In Italia avevamo fatto lo stesso progetto, un concorso in collaborazione col Miur. I testi dei nostri bambini erano pieni di amore, di ricongiungimenti a lieto fine tra la bambina adottata, la madre indiana e quella adottiva. Molti si erano immaginati una famiglia allargata, in Italia, con le due mamme che abitano in case vicine. Oppure delle vacanze combinate tra Sheffali e le due mamme, nei due Paesi. Cosa avevano scritto, invece, i bambini indiani? Che finale avevano immaginato?
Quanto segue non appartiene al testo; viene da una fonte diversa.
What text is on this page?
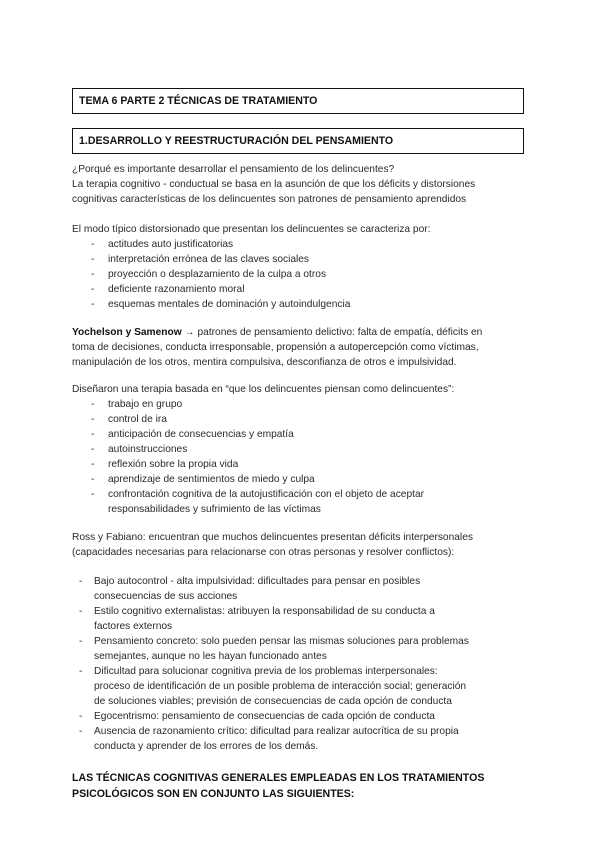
TEMA 6 PARTE 2 TÉCNICAS DE TRATAMIENTO
1.DESARROLLO Y REESTRUCTURACIÓN DEL PENSAMIENTO
¿Porqué es importante desarrollar el pensamiento de los delincuentes?
La terapia cognitivo - conductual se basa en la asunción de que los déficits y distorsiones
cognitivas características de los delincuentes son patrones de pensamiento aprendidos
El modo típico distorsionado que presentan los delincuentes se caracteriza por:
- actitudes auto justificatorias
- interpretación errónea de las claves sociales
- proyección o desplazamiento de la culpa a otros
- deficiente razonamiento moral
- esquemas mentales de dominación y autoindulgencia
Yochelson y Samenow → patrones de pensamiento delictivo: falta de empatía, déficits en
toma de decisiones, conducta irresponsable, propensión a autopercepción como víctimas,
manipulación de los otros, mentira compulsiva, desconfianza de otros e impulsividad.
Diseñaron una terapia basada en “que los delincuentes piensan como delincuentes”:
- trabajo en grupo
- control de ira
- anticipación de consecuencias y empatía
- autoinstrucciones
- reflexión sobre la propia vida
- aprendizaje de sentimientos de miedo y culpa
- confrontación cognitiva de la autojustificación con el objeto de aceptar
responsabilidades y sufrimiento de las víctimas
Ross y Fabiano: encuentran que muchos delincuentes presentan déficits interpersonales
(capacidades necesarias para relacionarse con otras personas y resolver conflictos):
- Bajo autocontrol - alta impulsividad: dificultades para pensar en posibles
consecuencias de sus acciones
- Estilo cognitivo externalistas: atribuyen la responsabilidad de su conducta a
factores externos
- Pensamiento concreto: solo pueden pensar las mismas soluciones para problemas
semejantes, aunque no les hayan funcionado antes
- Dificultad para solucionar cognitiva previa de los problemas interpersonales:
proceso de identificación de un posible problema de interacción social; generación
de soluciones viables; previsión de consecuencias de cada opción de conducta
- Egocentrismo: pensamiento de consecuencias de cada opción de conducta
- Ausencia de razonamiento crítico: dificultad para realizar autocrítica de su propia
conducta y aprender de los errores de los demás.
LAS TÉCNICAS COGNITIVAS GENERALES EMPLEADAS EN LOS TRATAMIENTOS
PSICOLÓGICOS SON EN CONJUNTO LAS SIGUIENTES:
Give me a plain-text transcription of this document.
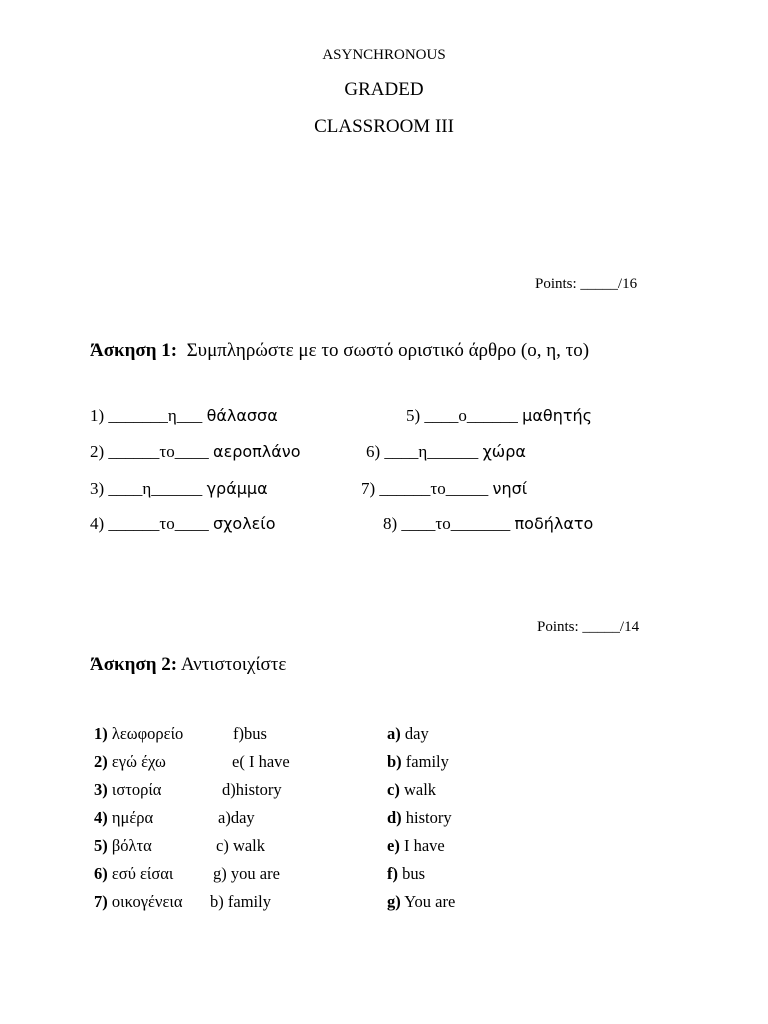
ASYNCHRONOUS
GRADED
CLASSROOM III
Points: _____/16
Άσκηση 1: Συμπληρώστε με το σωστό οριστικό άρθρο (ο, η, το)
1) _______η___ θάλασσα
2) ______το____ αεροπλάνο
3) ____η______ γράμμα
4) ______το____ σχολείο
5) ____ο______ μαθητής
6) ____η______ χώρα
7) ______το_____ νησί
8) ____το_______ ποδήλατο
Points: _____/14
Άσκηση 2: Αντιστοιχίστε
1) λεωφορείο
2) εγώ έχω
3) ιστορία
4) ημέρα
5) βόλτα
6) εσύ είσαι
7) οικογένεια
f)bus
e( I have
d)history
a)day
c) walk
g) you are
b) family
a) day
b) family
c) walk
d) history
e) I have
f) bus
g) You are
L’avrei scoperto proprio in India, e proprio incontrandoli nella loro scuola, a Bangalore, nella regione del Karnataka. Qui sono stata invitata e ospitata per alcuni giorni nel college, una scrittrice italiana insieme ai professori indiani. L’emozione? Tanta! Gli incontri? Indescrivibili! Un mondo così lontano che attraverso un libro si fa vicino, e un lavoro, il mio, che apre le porte e supera gli oceani.
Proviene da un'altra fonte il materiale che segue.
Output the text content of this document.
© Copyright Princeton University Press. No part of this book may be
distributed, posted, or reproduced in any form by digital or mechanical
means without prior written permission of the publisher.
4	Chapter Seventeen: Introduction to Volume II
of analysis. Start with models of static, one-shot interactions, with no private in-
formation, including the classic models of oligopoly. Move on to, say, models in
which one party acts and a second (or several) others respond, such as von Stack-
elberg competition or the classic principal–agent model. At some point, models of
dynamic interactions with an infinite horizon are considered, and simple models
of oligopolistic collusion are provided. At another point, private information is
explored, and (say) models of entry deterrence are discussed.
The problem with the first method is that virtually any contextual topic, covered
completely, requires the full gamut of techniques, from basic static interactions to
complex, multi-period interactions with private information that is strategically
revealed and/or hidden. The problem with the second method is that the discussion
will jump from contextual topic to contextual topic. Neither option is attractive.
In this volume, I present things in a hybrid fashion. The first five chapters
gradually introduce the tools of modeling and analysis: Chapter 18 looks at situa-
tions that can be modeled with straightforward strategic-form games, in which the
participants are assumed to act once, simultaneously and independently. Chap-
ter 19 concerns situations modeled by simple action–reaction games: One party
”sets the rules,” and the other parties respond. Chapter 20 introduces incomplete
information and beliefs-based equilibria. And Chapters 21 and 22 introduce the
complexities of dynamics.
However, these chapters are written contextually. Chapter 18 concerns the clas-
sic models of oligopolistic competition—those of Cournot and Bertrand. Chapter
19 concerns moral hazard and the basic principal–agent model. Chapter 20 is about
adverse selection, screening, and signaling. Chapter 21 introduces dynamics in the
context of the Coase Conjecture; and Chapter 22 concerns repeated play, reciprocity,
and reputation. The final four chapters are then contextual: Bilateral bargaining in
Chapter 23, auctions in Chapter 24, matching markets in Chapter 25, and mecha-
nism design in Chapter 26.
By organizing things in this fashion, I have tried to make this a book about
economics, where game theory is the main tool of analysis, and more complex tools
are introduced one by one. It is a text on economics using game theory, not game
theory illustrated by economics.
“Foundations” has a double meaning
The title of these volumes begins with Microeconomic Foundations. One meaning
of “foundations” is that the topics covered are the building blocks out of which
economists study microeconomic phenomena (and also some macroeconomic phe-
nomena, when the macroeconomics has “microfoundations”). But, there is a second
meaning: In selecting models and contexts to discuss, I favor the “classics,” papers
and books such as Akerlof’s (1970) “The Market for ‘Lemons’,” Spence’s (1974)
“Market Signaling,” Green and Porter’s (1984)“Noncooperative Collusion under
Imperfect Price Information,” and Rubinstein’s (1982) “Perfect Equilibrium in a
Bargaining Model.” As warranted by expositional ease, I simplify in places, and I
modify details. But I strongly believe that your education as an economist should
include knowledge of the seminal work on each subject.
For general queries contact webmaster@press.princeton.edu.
Sono entrata in punta di piedi nelle classi, dove ogni piccolo scrittore mi ha letto il suo finale. Io seduta, loro in piedi, sussurandomelo quasi all’orecchio, con quella gentilezza e compostezza propri della cultura di quel Paese. E le loro storie? Molto diverse da quelle italiane. Pochissimi i finali “e vissero felici e contenti”: la bottiglia non sempre giunge a destinazione, può perdersi in mare o restare incagliata nel fango sulla spiaggia, oppure arriva, e mamma Rajata si commuove, certo, ma decide per il bene della sua bambina di non rispondere: lei sta bene, è felice, perché turbarla? L’India è un Paese difficile, nel mio libro ne tratteggio la realtà, che è quella che sta dietro alle tante storie di “abbandono”: la povertà è tanta, molti vivono per strada, ma tutti mantengono una dignità e seguono una loro filosofia di vita, diversa dalla nostra, e con profonde radici nella loro antica storia e cultura. Il mio viaggio mi ha fatto comprendere meglio le distanze e come si può coniugare l’amore nelle sue diverse interpretazioni: in India amore si lega a rinuncia e accettazione delle fatalità. Non tutto si può cambiare, il destino va accettato per quello che è e, quando si ama veramente, si rinuncia all’altro per amore.

Così mamma Rajata, che io avevo raffigurato nella sua rinuncia a Sheffali, portata nella casa dei bambini per darle la possibilità di una vita diversa, è la stessa Rajata descritta dai bambini indiani, che rinuncia per amore. La loro Rajata, infatti, non si ricongiunge con Sheffali: ha letto il suo messaggio, sa dove vive, con dei genitori amorevoli in una casa accogliente, e decide di lasciarla nuovamente, e per sempre, libera di vivere la sua nuova vita. In definitiva, avevamo scritto la stessa storia. Che magia la scrittura!